Twisters
2024
Lee Isaac Chung
Voici l’une des plus grosses anomalies filmiques de l’année : à la fois l’un des plus gros succès en salle, explosant tout aux Etats-Unis avec 270 M$ et des retours dithyrambiques, et l’un des plus gros bides avec tout juste 100 M$ pour le reste du monde en combiné, avec cette fois des critiques plus mitigées. Il faut dire que la chasses aux tornades est profondément ancré dans la culture américaine, et la campagne marketing fut assez désastreuse entre le lien inexistant avec Twister, blockbuster à succès des années 90 mais qui a sombré dans l’oubli, et parler des producteurs de Jurassic World quand le dernier volet fut un tel naufrage artistique, ça n’est pas très vendeur… Pourtant, le film est une bien belle surprise.
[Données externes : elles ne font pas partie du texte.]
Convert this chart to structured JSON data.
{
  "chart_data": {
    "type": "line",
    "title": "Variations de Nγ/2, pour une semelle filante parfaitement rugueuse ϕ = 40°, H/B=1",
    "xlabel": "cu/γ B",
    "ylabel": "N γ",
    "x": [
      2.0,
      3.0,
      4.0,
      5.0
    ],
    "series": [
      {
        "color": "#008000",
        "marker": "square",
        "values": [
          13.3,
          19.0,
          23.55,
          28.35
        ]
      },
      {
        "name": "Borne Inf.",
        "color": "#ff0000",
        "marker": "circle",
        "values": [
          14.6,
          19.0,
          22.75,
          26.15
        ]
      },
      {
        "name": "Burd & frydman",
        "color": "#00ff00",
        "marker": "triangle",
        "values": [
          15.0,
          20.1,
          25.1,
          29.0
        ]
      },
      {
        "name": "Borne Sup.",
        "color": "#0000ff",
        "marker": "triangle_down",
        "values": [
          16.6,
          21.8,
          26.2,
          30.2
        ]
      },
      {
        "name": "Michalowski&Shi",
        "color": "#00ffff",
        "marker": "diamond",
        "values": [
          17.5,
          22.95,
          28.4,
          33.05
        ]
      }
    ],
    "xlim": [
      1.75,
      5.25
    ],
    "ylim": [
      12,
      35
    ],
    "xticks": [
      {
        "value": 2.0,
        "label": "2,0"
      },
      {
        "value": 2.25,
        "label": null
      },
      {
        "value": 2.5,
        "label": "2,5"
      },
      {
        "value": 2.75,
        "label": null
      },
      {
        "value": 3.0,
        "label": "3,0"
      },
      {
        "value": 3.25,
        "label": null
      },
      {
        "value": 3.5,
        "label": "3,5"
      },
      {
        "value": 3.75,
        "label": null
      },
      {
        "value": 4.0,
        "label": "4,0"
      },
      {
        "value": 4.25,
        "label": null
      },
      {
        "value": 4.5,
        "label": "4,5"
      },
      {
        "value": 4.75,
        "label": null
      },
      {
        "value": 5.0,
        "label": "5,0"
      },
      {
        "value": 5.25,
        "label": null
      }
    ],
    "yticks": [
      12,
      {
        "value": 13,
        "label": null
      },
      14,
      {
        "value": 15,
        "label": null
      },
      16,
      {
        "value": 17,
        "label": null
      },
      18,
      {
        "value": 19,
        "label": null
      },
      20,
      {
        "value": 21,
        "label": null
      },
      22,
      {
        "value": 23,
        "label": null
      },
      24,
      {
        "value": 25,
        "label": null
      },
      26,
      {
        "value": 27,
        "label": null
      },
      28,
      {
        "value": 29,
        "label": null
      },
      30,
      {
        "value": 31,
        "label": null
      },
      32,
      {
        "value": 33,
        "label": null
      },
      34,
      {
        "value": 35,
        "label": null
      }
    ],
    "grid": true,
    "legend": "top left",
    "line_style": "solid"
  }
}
Qui a-t-il de plus con qu’un américain ? Le saviez-vous, certains d’entre eux chassent les tornades ? Non pas uniquement par plaisir morbide que de voir cet élément de destruction naturel, mais aussi pour se confronter à la peur, au jeu de qui fuira au dernier moment ou qui jouera avec sa vie pour voir si son équipement saura résister. On suivra ainsi d’un côté un influenceur YouTube / Tiktok (Glen Powell) se targuant de pouvoir « chevaucher » des tornades, et de l’autre Javi (Anthony Ramos), travaillant pour une société capitalisant sur les dégâts provoquées par ces dernières. Au milieu, Kate (Daisy Edgar-Jones) va tenter de surmonter ses traumatismes pour travailler une fois de plus sur une technologie de contrôle météorologique et se prévenir contre ces catastrophes.
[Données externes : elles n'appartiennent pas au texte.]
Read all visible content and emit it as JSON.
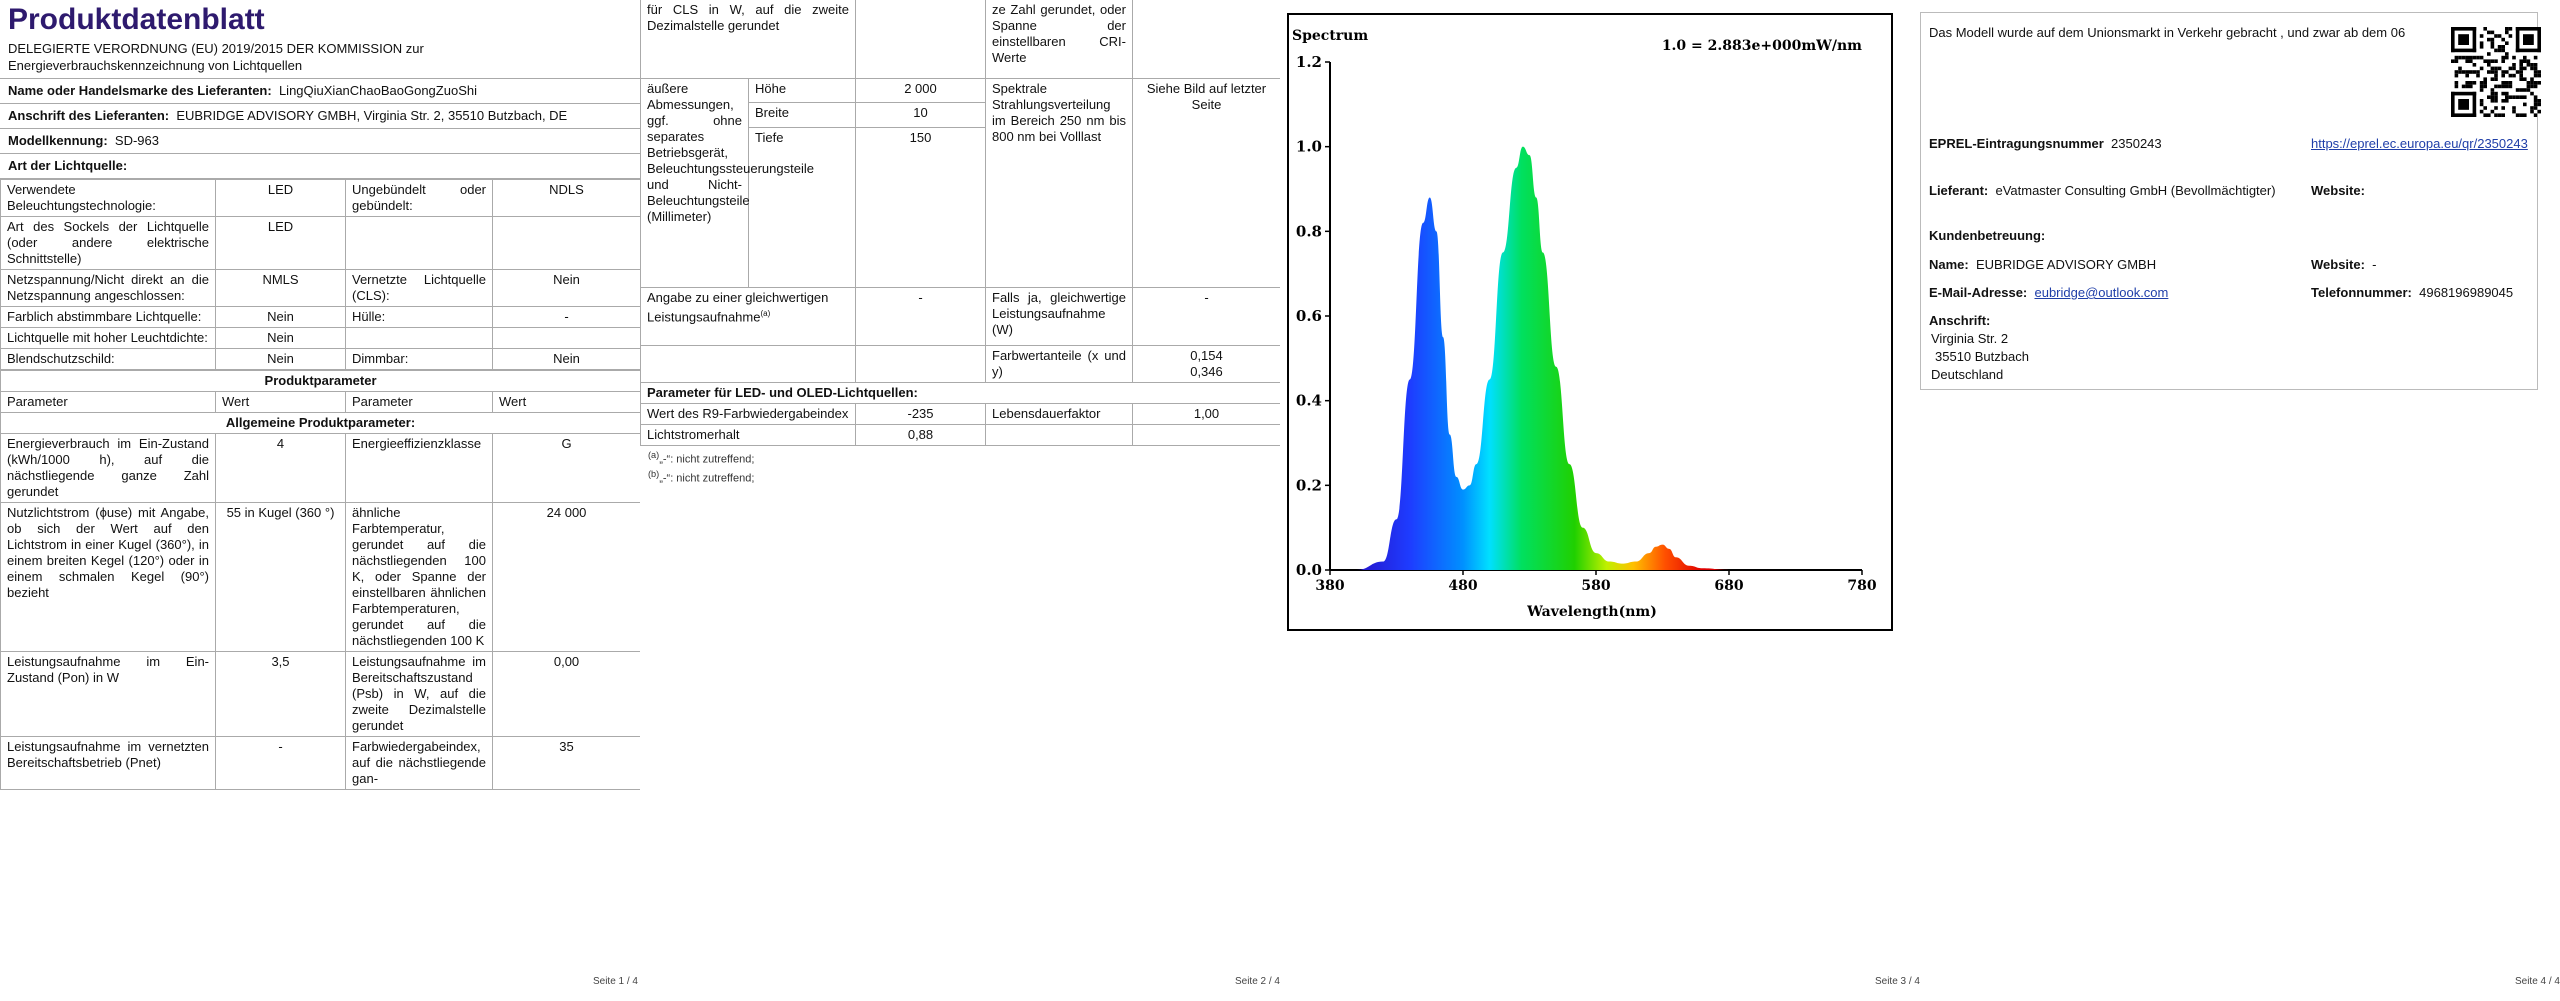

Loin d’être un blockbuster décérébré, le film démarre de façon assez crue avec tout simplement l’échec d’une étude scientifique (avec Kiernan Shipka notamment) qui tourne au désastre. La nature n’est pas toujours clémente, et le film montre d’emblée qu’il n’y a pas toujours obligation à inventer des menaces cosmiques ou autre pour impressionner : il y a déjà tout ce qu’il faut dans la réalité. Avec cependant un énorme bémol : à voir le film, on croirait que de milliers de tornades spectaculaires dévastent en permanence toute l’Amérique profonde, ce qui est impossible à croire d’un œil extérieur. Et le pire, c’est que c’est vrai ! Dans ce qui est appelé la « Tornado valley », pendant la saison octobre/novembre, c’est bien des dizaines de tornades qui ravagent la vallée chaque jour ! Mais même avec quelques réticences de suspension d’incrédulité, le film est une réussite sur tout ce qu’il entreprend : il dénonce intelligemment les comportements inconscients, les limitations de la science et met en garde contre la volonté de vouloir tout contrôler, tout en montrant que l’homme peut avoir une influence sur la nature, et le spectacle est à la hauteur. Les effets spéciaux sont incroyables, et avec 155 M$ de budget il fait bien mieux que nombre de productions plus pharaoniques encore, et surtout on ne se contentera pas de deux trois scènes tapageuses. On verra quantité de diverses tornades, avec une grande générosité et diversité de destruction, et ce dès l’introduction. Alors oui, il faut rentrer dans le délire de la chasse aux tornades, ou non d’ailleurs, mais dans tous les cas on ne peut qu’être agréablement surpris par la force de la mise en scène, grandiose, et même l’écriture se montre maligne avec des protagonistes – sauf celui de David Corenswet, au charisme inexistant, ce qui fait très peur pour le prochain Superman – allant au delà des clichés habituels. En vrai on retrouve le plaisir régressif des blockbusters des années 80-90, avec un savoir-faire modernisé et une relecture plus réfléchie, ce qui est déjà beaucoup.